The art therapy program is somewhere that we see the most impact and the transformational potential in healing society. In the humanitarian context, [art therapy] is still considered too fluffy or soft, and you can never get funding for these kinds of things. It created an opportunity where we could have an unconventional partnership with a brand, to actually tangibly support what we know to be a vital intervention.
Despite the kind of collaborations that we have with UN and government agencies, these things that actually shape identities and bring people together are really hard to get funding for. So that was one of the big achievements of that collaboration: The T-shirts sold out very fast and the [proceeds were] used to fund our art therapy program.

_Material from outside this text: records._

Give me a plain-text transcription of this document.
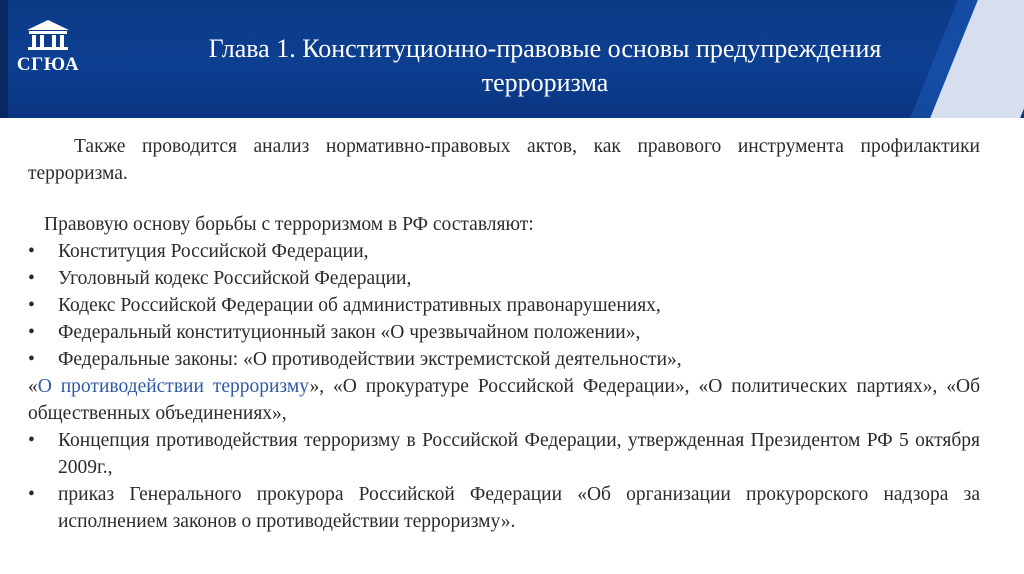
СГЮА
Глава 1. Конституционно-правовые основы предупреждения
терроризма

Также проводится анализ нормативно-правовых актов, как правового инструмента профилактики терроризма.

Правовую основу борьбы с терроризмом в РФ составляют:
•	Конституция Российской Федерации,
•	Уголовный кодекс Российской Федерации,
•	Кодекс Российской Федерации об административных правонарушениях,
•	Федеральный конституционный закон «О чрезвычайном положении»,
•	Федеральные законы: «О противодействии экстремистской деятельности»,

«О противодействии терроризму», «О прокуратуре Российской Федерации», «О политических партиях», «Об общественных объединениях»,

•	Концепция противодействия терроризму в Российской Федерации, утвержденная Президентом РФ 5 октября 2009г.,
•	приказ Генерального прокурора Российской Федерации «Об организации прокурорского надзора за исполнением законов о противодействии терроризму».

It was really nice to see people from all over the world rocking the tees and they had the kids' names on the tags. So they also felt really proud to see their creations everywhere.
What advice would you give someone who is looking to get into activism but might not know where to start?

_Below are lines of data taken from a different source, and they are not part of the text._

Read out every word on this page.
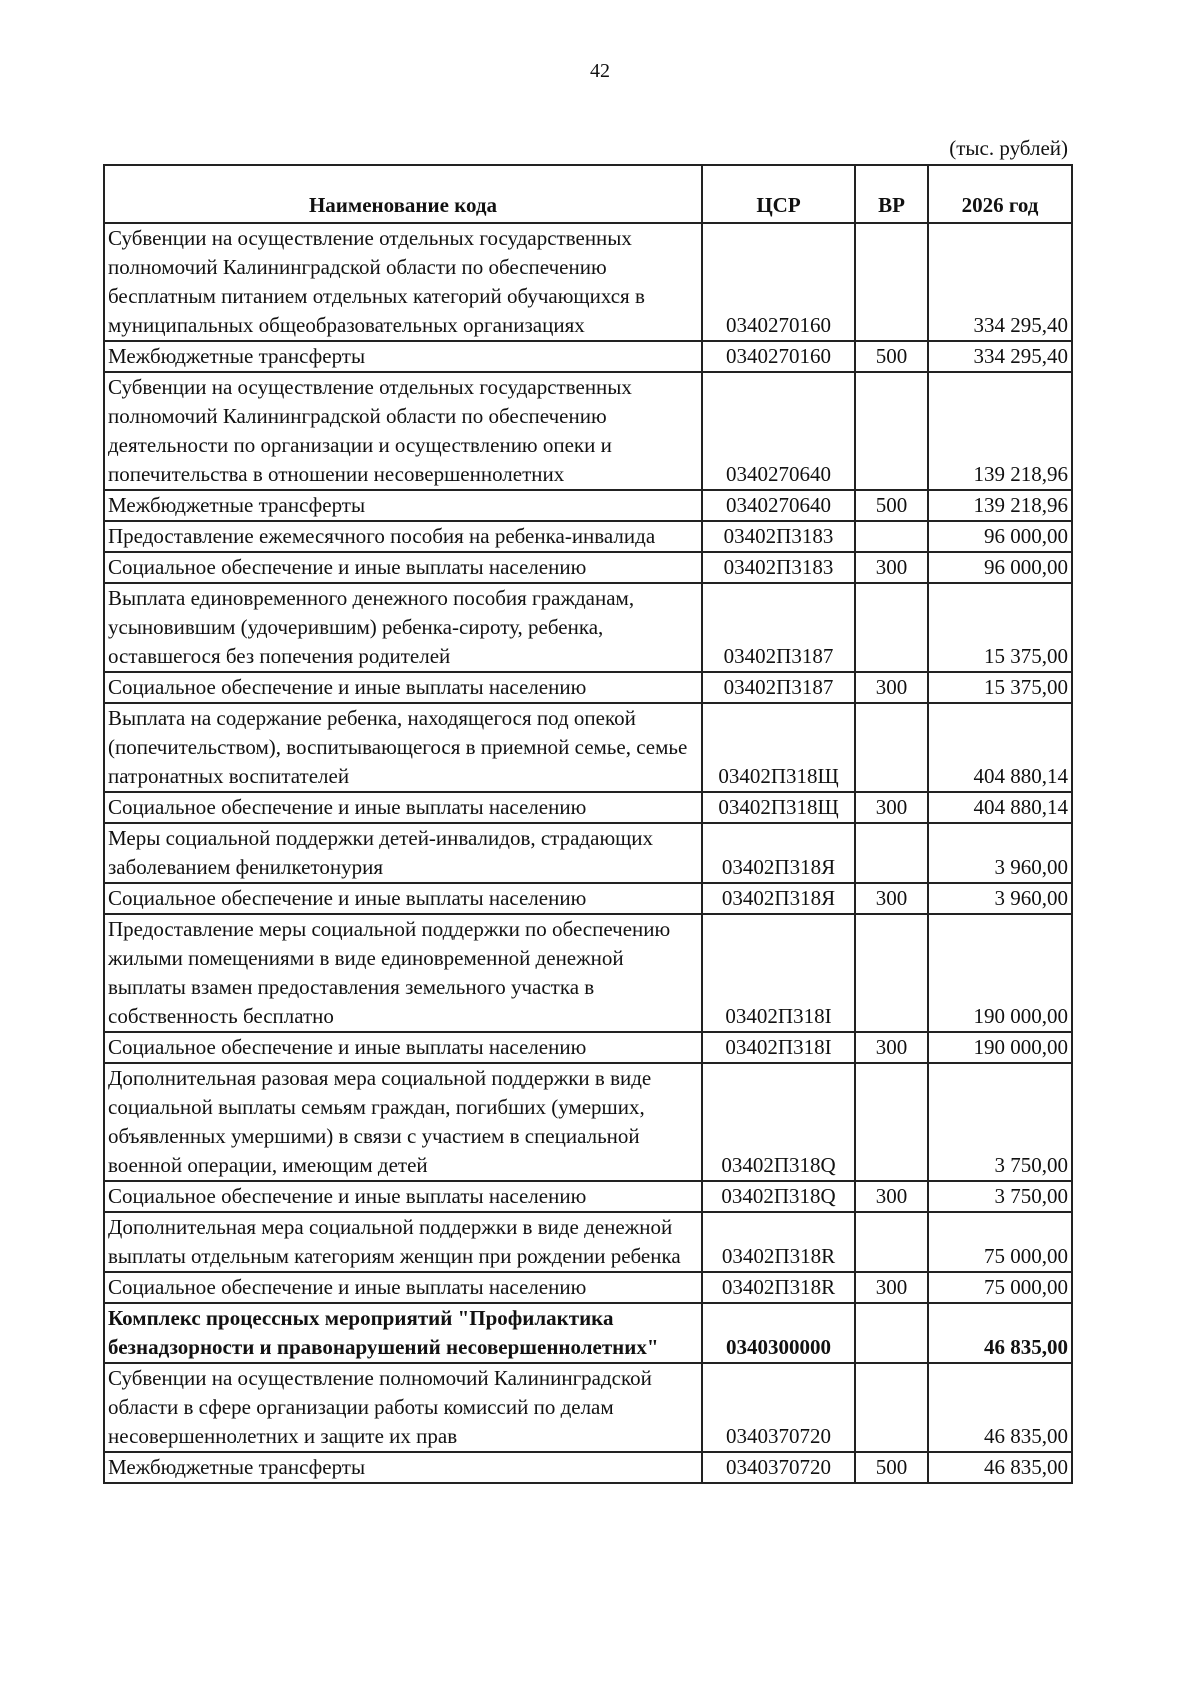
42
(тыс. рублей)
Наименование кода	ЦСР	ВР	2026 год
Субвенции на осуществление отдельных государственных полномочий Калининградской области по обеспечению бесплатным питанием отдельных категорий обучающихся в муниципальных общеобразовательных организациях	0340270160		334 295,40
Межбюджетные трансферты	0340270160	500	334 295,40
Субвенции на осуществление отдельных государственных полномочий Калининградской области по обеспечению деятельности по организации и осуществлению опеки и попечительства в отношении несовершеннолетних	0340270640		139 218,96
Межбюджетные трансферты	0340270640	500	139 218,96
Предоставление ежемесячного пособия на ребенка-инвалида	03402П3183		96 000,00
Социальное обеспечение и иные выплаты населению	03402П3183	300	96 000,00
Выплата единовременного денежного пособия гражданам, усыновившим (удочерившим) ребенка-сироту, ребенка, оставшегося без попечения родителей	03402П3187		15 375,00
Социальное обеспечение и иные выплаты населению	03402П3187	300	15 375,00
Выплата на содержание ребенка, находящегося под опекой (попечительством), воспитывающегося в приемной семье, семье патронатных воспитателей	03402П318Щ		404 880,14
Социальное обеспечение и иные выплаты населению	03402П318Щ	300	404 880,14
Меры социальной поддержки детей-инвалидов, страдающих заболеванием фенилкетонурия	03402П318Я		3 960,00
Социальное обеспечение и иные выплаты населению	03402П318Я	300	3 960,00
Предоставление меры социальной поддержки по обеспечению жилыми помещениями в виде единовременной денежной выплаты взамен предоставления земельного участка в собственность бесплатно	03402П318I		190 000,00
Социальное обеспечение и иные выплаты населению	03402П318I	300	190 000,00
Дополнительная разовая мера социальной поддержки в виде социальной выплаты семьям граждан, погибших (умерших, объявленных умершими) в связи с участием в специальной военной операции, имеющим детей	03402П318Q		3 750,00
Социальное обеспечение и иные выплаты населению	03402П318Q	300	3 750,00
Дополнительная мера социальной поддержки в виде денежной выплаты отдельным категориям женщин при рождении ребенка	03402П318R		75 000,00
Социальное обеспечение и иные выплаты населению	03402П318R	300	75 000,00
Комплекс процессных мероприятий "Профилактика безнадзорности и правонарушений несовершеннолетних"	0340300000		46 835,00
Субвенции на осуществление полномочий Калининградской области в сфере организации работы комиссий по делам несовершеннолетних и защите их прав	0340370720		46 835,00
Межбюджетные трансферты	0340370720	500	46 835,00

I'm very inspired by the younger generations globally, generation Z. There’s no “activation” that's necessary. Our world seems to be fraught with more human suffering, whether it's climate change, manmade or natural disasters, and we're hyper-connected right now.
The younger generation right now is mobilizing and organizing. We're moving away from a slacktivism if you will, where you’re just reading an article or liking a post. Young people are actually getting on the front lines now.
I think that my advice for young people that want to be part of the change that they want to see in the world, and this is something I think was also a hard lesson for me too, is that you don't always have to start your own thing. It's always possible to also support an existing initiative, being a part of something.
The digital age that we're in right now provides opportunities for people from all over the world to align along with ideology and values. And sometimes that doesn't even have to be in-person. We're creating communities and subcultures and positive identities through online engagement, through social media, through cultural platforms like Highsnobiety, where we can actually pick our own tribe.
That will have reverberations beyond just the traditional field activism that some of us have taken on. So I think my biggest advice is just to educate yourself to be accessible, to put out your ideas because that does actually gravitate and create opportunities for co-creation and collaboration.
Right now we are more polarised than ever. What tools do you find helpful when you’re trying to find common ground on the international stage?
I think we're definitely in a polarized world right now. If there's any silver lining to this pandemic, I think it's that we all entered a crash course in empathy. Everywhere in the world, we essentially stood still at the same time. People were going through the same thing, suffering on the same scale. It shows how countries that are more developed, were maybe for the first time also understanding what loss could look like at such a massive scale as the global south.
I found that it's useful to lead with the things that I'm for, rather than the thing that I'm against. Because the things that I'm against will come with rebuttal or disagreement. If I talk about the things that I'm for in more of a proactive solution-oriented approach, I feel like that helps create a better sense of understanding.